E’ opportuno ricordare che le Nazioni Unite, tra gli obiettivi dell’Agenda 2030 per lo Sviluppo Sostenibile, riconoscono gli insegnanti come soggetti chiave per favorire un’educazione di qualità, equa ed inclusiva. Tra gli Obiettivi comuni che i 193 Paesi membri dell’Onu si sono impegnati a raggiungere entro il 2030, un posto di rilievo è occupato dalla funzione educativa dei docenti i quali sono investiti, tra le altre cose, della responsabilità di portare in classe i valori dell’Agenda 2030. Si tratta di un compito singolare che dovrebbe solo accrescere l’importanza che da sempre ha avuto questo mestiere, il nostro.
In tutte le epoche, indipendentemente dai metodi pacifici o violenti adoperati, non mancava mai il rispetto e a volte la venerazione verso la figura dell’insegnante, di colui che aveva la responsabilità di istruire coloro che all’interno della nostra società rappresentavano il futuro, la frontiera del domani.
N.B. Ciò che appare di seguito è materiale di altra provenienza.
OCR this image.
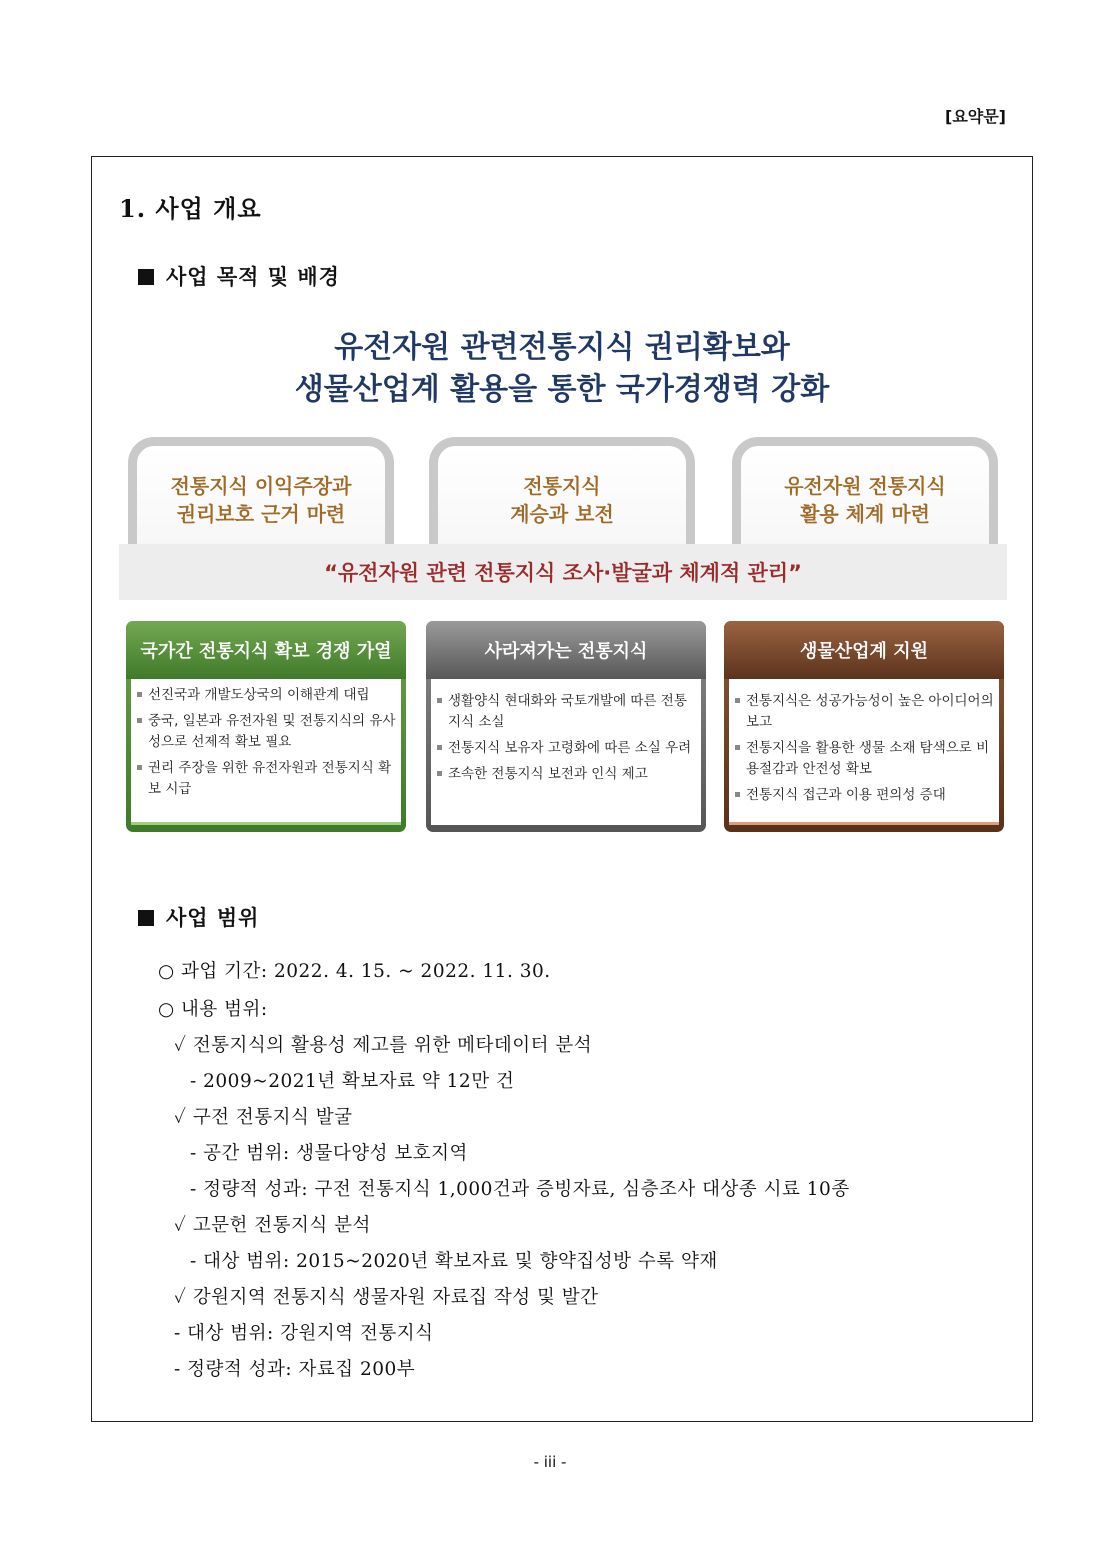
[요약문]
1. 사업 개요
사업 목적 및 배경
유전자원 관련전통지식 권리확보와
생물산업계 활용을 통한 국가경쟁력 강화
전통지식 이익주장과
권리보호 근거 마련
전통지식
계승과 보전
유전자원 전통지식
활용 체계 마련
“유전자원 관련 전통지식 조사·발굴과 체계적 관리”
국가간 전통지식 확보 경쟁 가열
선진국과 개발도상국의 이해관계 대립
중국, 일본과 유전자원 및 전통지식의 유사성으로 선제적 확보 필요
권리 주장을 위한 유전자원과 전통지식 확보 시급
사라져가는 전통지식
생활양식 현대화와 국토개발에 따른 전통지식 소실
전통지식 보유자 고령화에 따른 소실 우려
조속한 전통지식 보전과 인식 제고
생물산업계 지원
전통지식은 성공가능성이 높은 아이디어의 보고
전통지식을 활용한 생물 소재 탐색으로 비용절감과 안전성 확보
전통지식 접근과 이용 편의성 증대
사업 범위
○ 과업 기간: 2022. 4. 15. ~ 2022. 11. 30.
○ 내용 범위:
✓ 전통지식의 활용성 제고를 위한 메타데이터 분석
- 2009~2021년 확보자료 약 12만 건
✓ 구전 전통지식 발굴
- 공간 범위: 생물다양성 보호지역
- 정량적 성과: 구전 전통지식 1,000건과 증빙자료, 심층조사 대상종 시료 10종
✓ 고문헌 전통지식 분석
- 대상 범위: 2015~2020년 확보자료 및 향약집성방 수록 약재
✓ 강원지역 전통지식 생물자원 자료집 작성 및 발간
- 대상 범위: 강원지역 전통지식
- 정량적 성과: 자료집 200부
- iii -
La figura del maestro è sempre stata profondamente rispettata perché rispecchiava la sincera esigenza di apprendere da coloro che erano ritenuti saggi. L’insegnante era importante perché tramandava ai posteri una solida e indispensabile conoscenza e trasmetteva ai più giovani la passione per lo studio.
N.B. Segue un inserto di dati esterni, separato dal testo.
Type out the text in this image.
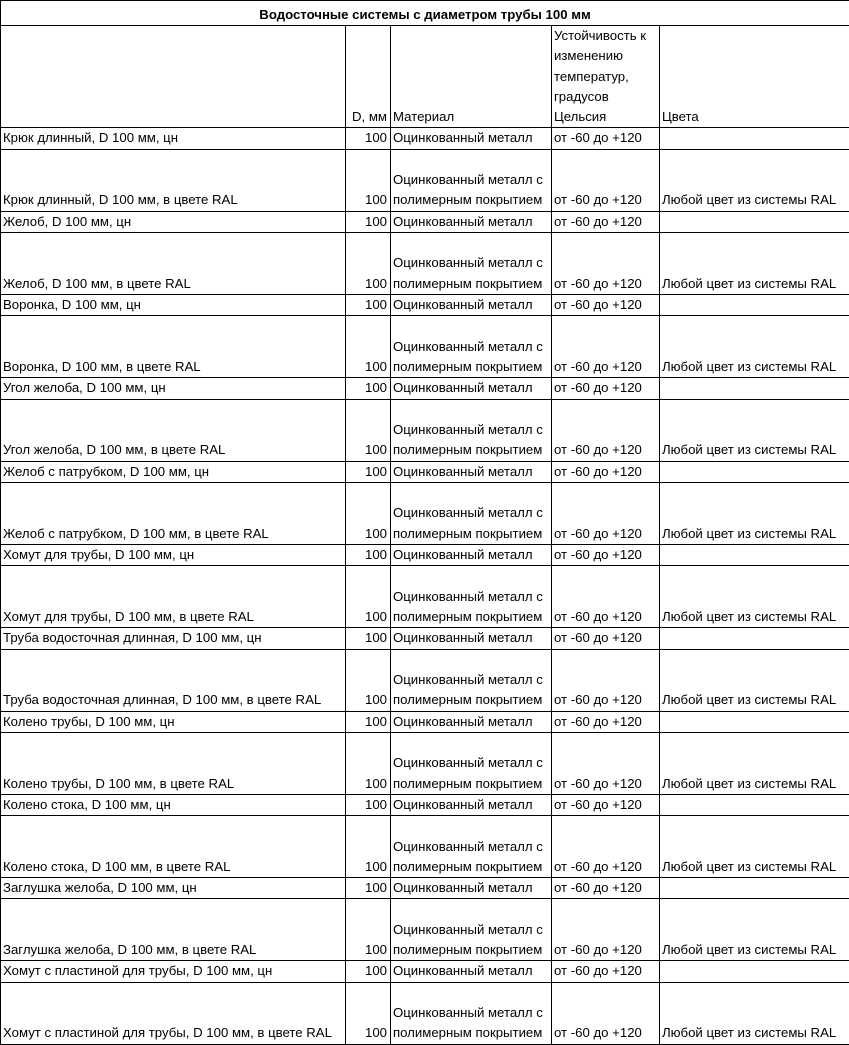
Водосточные системы с диаметром трубы 100 мм				
	D, мм	Материал	Устойчивость к изменению температур, градусов Цельсия	Цвета
Крюк длинный, D 100 мм, цн	100	Оцинкованный металл	от -60 до +120	
Крюк длинный, D 100 мм, в цвете RAL	100	Оцинкованный металл с полимерным покрытием	от -60 до +120	Любой цвет из системы RAL
Желоб, D 100 мм, цн	100	Оцинкованный металл	от -60 до +120	
Желоб, D 100 мм, в цвете RAL	100	Оцинкованный металл с полимерным покрытием	от -60 до +120	Любой цвет из системы RAL
Воронка, D 100 мм, цн	100	Оцинкованный металл	от -60 до +120	
Воронка, D 100 мм, в цвете RAL	100	Оцинкованный металл с полимерным покрытием	от -60 до +120	Любой цвет из системы RAL
Угол желоба, D 100 мм, цн	100	Оцинкованный металл	от -60 до +120	
Угол желоба, D 100 мм, в цвете RAL	100	Оцинкованный металл с полимерным покрытием	от -60 до +120	Любой цвет из системы RAL
Желоб с патрубком, D 100 мм, цн	100	Оцинкованный металл	от -60 до +120	
Желоб с патрубком, D 100 мм, в цвете RAL	100	Оцинкованный металл с полимерным покрытием	от -60 до +120	Любой цвет из системы RAL
Хомут для трубы, D 100 мм, цн	100	Оцинкованный металл	от -60 до +120	
Хомут для трубы, D 100 мм, в цвете RAL	100	Оцинкованный металл с полимерным покрытием	от -60 до +120	Любой цвет из системы RAL
Труба водосточная длинная, D 100 мм, цн	100	Оцинкованный металл	от -60 до +120	
Труба водосточная длинная, D 100 мм, в цвете RAL	100	Оцинкованный металл с полимерным покрытием	от -60 до +120	Любой цвет из системы RAL
Колено трубы, D 100 мм, цн	100	Оцинкованный металл	от -60 до +120	
Колено трубы, D 100 мм, в цвете RAL	100	Оцинкованный металл с полимерным покрытием	от -60 до +120	Любой цвет из системы RAL
Колено стока, D 100 мм, цн	100	Оцинкованный металл	от -60 до +120	
Колено стока, D 100 мм, в цвете RAL	100	Оцинкованный металл с полимерным покрытием	от -60 до +120	Любой цвет из системы RAL
Заглушка желоба, D 100 мм, цн	100	Оцинкованный металл	от -60 до +120	
Заглушка желоба, D 100 мм, в цвете RAL	100	Оцинкованный металл с полимерным покрытием	от -60 до +120	Любой цвет из системы RAL
Хомут с пластиной для трубы, D 100 мм, цн	100	Оцинкованный металл	от -60 до +120	
Хомут с пластиной для трубы, D 100 мм, в цвете RAL	100	Оцинкованный металл с полимерным покрытием	от -60 до +120	Любой цвет из системы RAL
L’insegnamento quindi era un lavoro, un mestiere, una professione, un’arte. Un’arte forse per pochi, che richiedeva talento, competenza, inventiva. L’insegnante era uno specialista del sapere perennemente impegnato nell’avventura intellettuale. Nessuno doveva subirlo, perché insegnava certamente ciò che nei libri non si poteva trovare, insegnava in primis la sua specialità e poi qualche altra straordinaria cosa. Insegnava l’onestà, il desiderio di sapere, il coraggio di riflettere. Ed educava insegnando.
Quello dell’insegnamento è sempre stato uno lavoro straordinario e difficile. Negli ultimi tempi, almeno per quanto riguarda la situazione del nostro Paese, l’insegnamento è diventato un lavoro usurante, frustrante e sempre più povero di soddisfazioni. Probabilmente questo è dovuto all’irrimediabile conseguenza dei continui tagli che negli anni ha subito la scuola pubblica. Ciò ha portato a stipendi sempre più bassi per maestri e professori e soprattutto a un numero di cattedre ridotto al minimo (con conseguente aumento del precariato)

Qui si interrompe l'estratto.